Ближе к полуночи раздался телефонный звонок. Леша снял трубку, потом заглянул в комнату.
– Ася, Гордеев. Подойдешь, или сказать, что ты уже спишь?
Она молча вылезла из-под одеяла и босиком прошлепала на кухню.
– Деточка, похоже, мы с тобой просчитались, – послышался голос Виктора Алексеевича.
Просчитались. Значит, Павел выполнил задуманное. Они правильно поняли друг друга.
– Сауляк покончил с собой. Отравился точно такими же таблетками, какие нашли у Юрцева и Ревенко. Не надо было нам отпускать его домой.
– Но мы же так и планировали, – вяло ответила Настя. – Вызвать его в Москву и задерживать здесь под благовидным предлогом, пока не станет ясно, кто его следующие жертвы. Предлог благодаря Минаеву нашелся, и все могло бы получиться.
– Могло бы, – вздохнул Гордеев. – Но не получилось. Зато Минаеву теперь от нас не уйти. Материала на него столько – мало не покажется. Завтра утром я иду к руководству, и если все будет благополучно, завтра к вечеру прокуратура возбудит дело против Минаева. Нет, все-таки жаль, что мы Сауляка упустили.

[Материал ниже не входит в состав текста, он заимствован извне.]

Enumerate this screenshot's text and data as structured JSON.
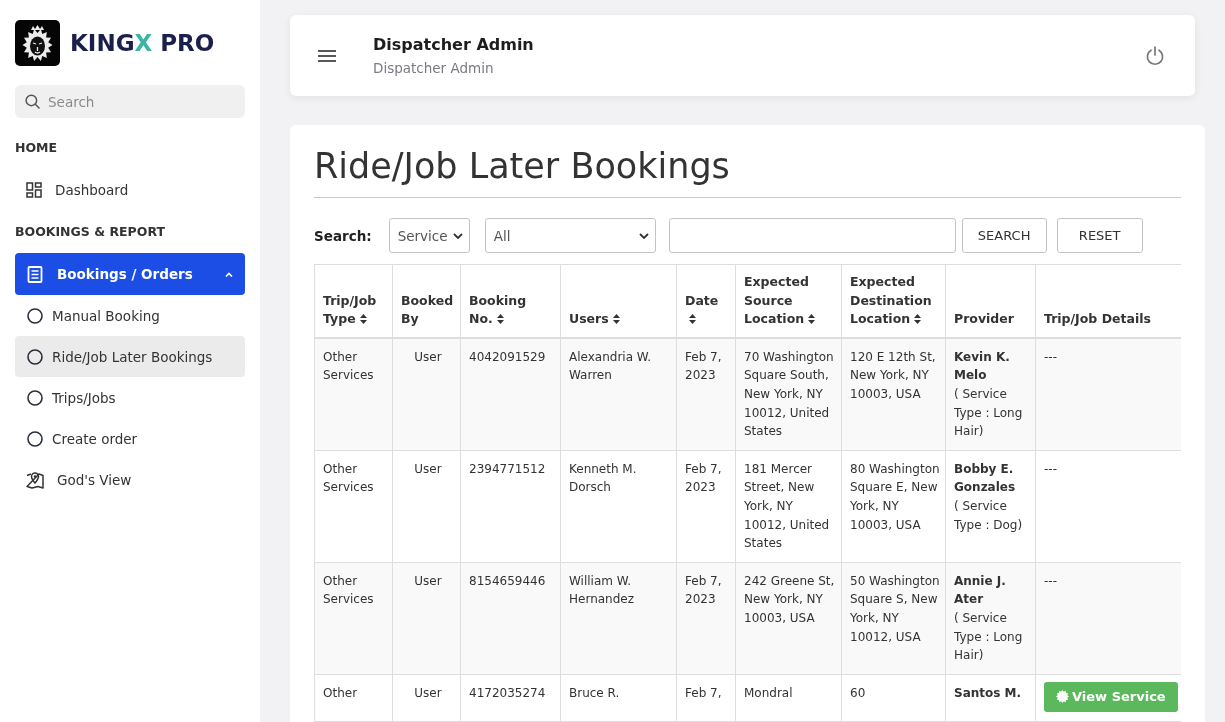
{
  "sidebar": {
    "logo": {
      "name_start": "KING",
      "name_accent": "X",
      "name_end": "PRO"
    },
    "search": {
      "placeholder": "Search"
    },
    "sections": [
      {
        "heading": "HOME",
        "items": [
          {
            "kind": "link",
            "label": "Dashboard",
            "selected": false
          }
        ]
      },
      {
        "heading": "BOOKINGS & REPORT",
        "items": [
          {
            "kind": "group",
            "label": "Bookings / Orders",
            "selected": true,
            "expanded": true,
            "children": [
              {
                "label": "Manual Booking",
                "selected": false
              },
              {
                "label": "Ride/Job Later Bookings",
                "selected": true
              },
              {
                "label": "Trips/Jobs",
                "selected": false
              },
              {
                "label": "Create order",
                "selected": false
              }
            ]
          },
          {
            "kind": "link",
            "label": "God's View",
            "selected": false
          }
        ]
      }
    ]
  },
  "header": {
    "title": "Dispatcher Admin",
    "subtitle": "Dispatcher Admin"
  },
  "page": {
    "title": "Ride/Job Later Bookings"
  },
  "filters": {
    "label": "Search:",
    "selects": [
      {
        "value": "Service"
      },
      {
        "value": "All"
      }
    ],
    "buttons": [
      {
        "label": "SEARCH"
      },
      {
        "label": "RESET"
      }
    ]
  },
  "table": {
    "columns": [
      {
        "label": "Trip/Job Type",
        "sortable": true
      },
      {
        "label": "Booked By",
        "sortable": false
      },
      {
        "label": "Booking No.",
        "sortable": true
      },
      {
        "label": "Users",
        "sortable": true
      },
      {
        "label": "Date",
        "sortable": true
      },
      {
        "label": "Expected Source Location",
        "sortable": true
      },
      {
        "label": "Expected Destination Location",
        "sortable": true
      },
      {
        "label": "Provider",
        "sortable": false
      },
      {
        "label": "Trip/Job Details",
        "sortable": false
      }
    ],
    "rows": [
      {
        "trip_type": "Other Services",
        "booked_by": "User",
        "booking_no": "4042091529",
        "user": "Alexandria W. Warren",
        "date": "Feb 7, 2023",
        "source": "70 Washington Square South, New York, NY 10012, United States",
        "destination": "120 E 12th St, New York, NY 10003, USA",
        "provider": {
          "name": "Kevin K. Melo",
          "service_type": "( Service Type : Long Hair)"
        },
        "details": {
          "kind": "text",
          "text": "---"
        }
      },
      {
        "trip_type": "Other Services",
        "booked_by": "User",
        "booking_no": "2394771512",
        "user": "Kenneth M. Dorsch",
        "date": "Feb 7, 2023",
        "source": "181 Mercer Street, New York, NY 10012, United States",
        "destination": "80 Washington Square E, New York, NY 10003, USA",
        "provider": {
          "name": "Bobby E. Gonzales",
          "service_type": "( Service Type : Dog)"
        },
        "details": {
          "kind": "text",
          "text": "---"
        }
      },
      {
        "trip_type": "Other Services",
        "booked_by": "User",
        "booking_no": "8154659446",
        "user": "William W. Hernandez",
        "date": "Feb 7, 2023",
        "source": "242 Greene St, New York, NY 10003, USA",
        "destination": "50 Washington Square S, New York, NY 10012, USA",
        "provider": {
          "name": "Annie J. Ater",
          "service_type": "( Service Type : Long Hair)"
        },
        "details": {
          "kind": "text",
          "text": "---"
        }
      },
      {
        "trip_type": "Other",
        "booked_by": "User",
        "booking_no": "4172035274",
        "user": "Bruce R.",
        "date": "Feb 7,",
        "source": "Mondral",
        "destination": "60",
        "provider": {
          "name": "Santos M."
        },
        "details": {
          "kind": "button",
          "label": "View Service"
        }
      }
    ]
  }
}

– Жаль, – согласилась Настя.
Ничего не жаль. Зачем ему жить? Только мучиться и других мучить. Когда жизнь так исковеркана, никаким судом и никаким наказанием ее не поправить. Палач привел в исполнение приговор своей последней жертве. Последней в длинном ряду. И не следовало ему в этом мешать.
* * *
– По-прежнему новостью номер один во всех информационных сообщениях является продолжающийся штурм Грозного, – говорила красивая черноволосая диктор программы новостей. – В средствах массовой информации интенсивно обсуждается вопрос о возможной отставке министра обороны. По оценкам экспертов из силовых ведомств, неожиданное начало штурма чеченской столицы свидетельствует о слабой работе спецслужб. Из Кремля сегодня наши корреспонденты сообщают об очередной серии кадровых перестановок в окружении Президента. В частности, новым советником Президента стала малоизвестная в политических кругах фигура – Вячеслав Соломатин. Неофициальные источники, приближенные к Кремлю, утверждают, что именно Соломатину Президент обязан тем, что при выработке вариантов выхода из чеченского кризиса ему удалось не солидаризироваться ни с силовиками, ни с демократами. Еще одно сообщение пришло сегодня из прокуратуры России. После ареста исполняющего обязанности генерального прокурора возбуждение уголовных дел против крупных руководителей правоохранительных структур становится, по-видимому, доброй традицией. Сегодня возбуждено уголовное дело против генерала Антона Минаева, заместителя одного из управлений ФСБ. На сегодня я с вами прощаюсь, а вас после рекламной паузы ждут еще новости спорта. Всего доброго.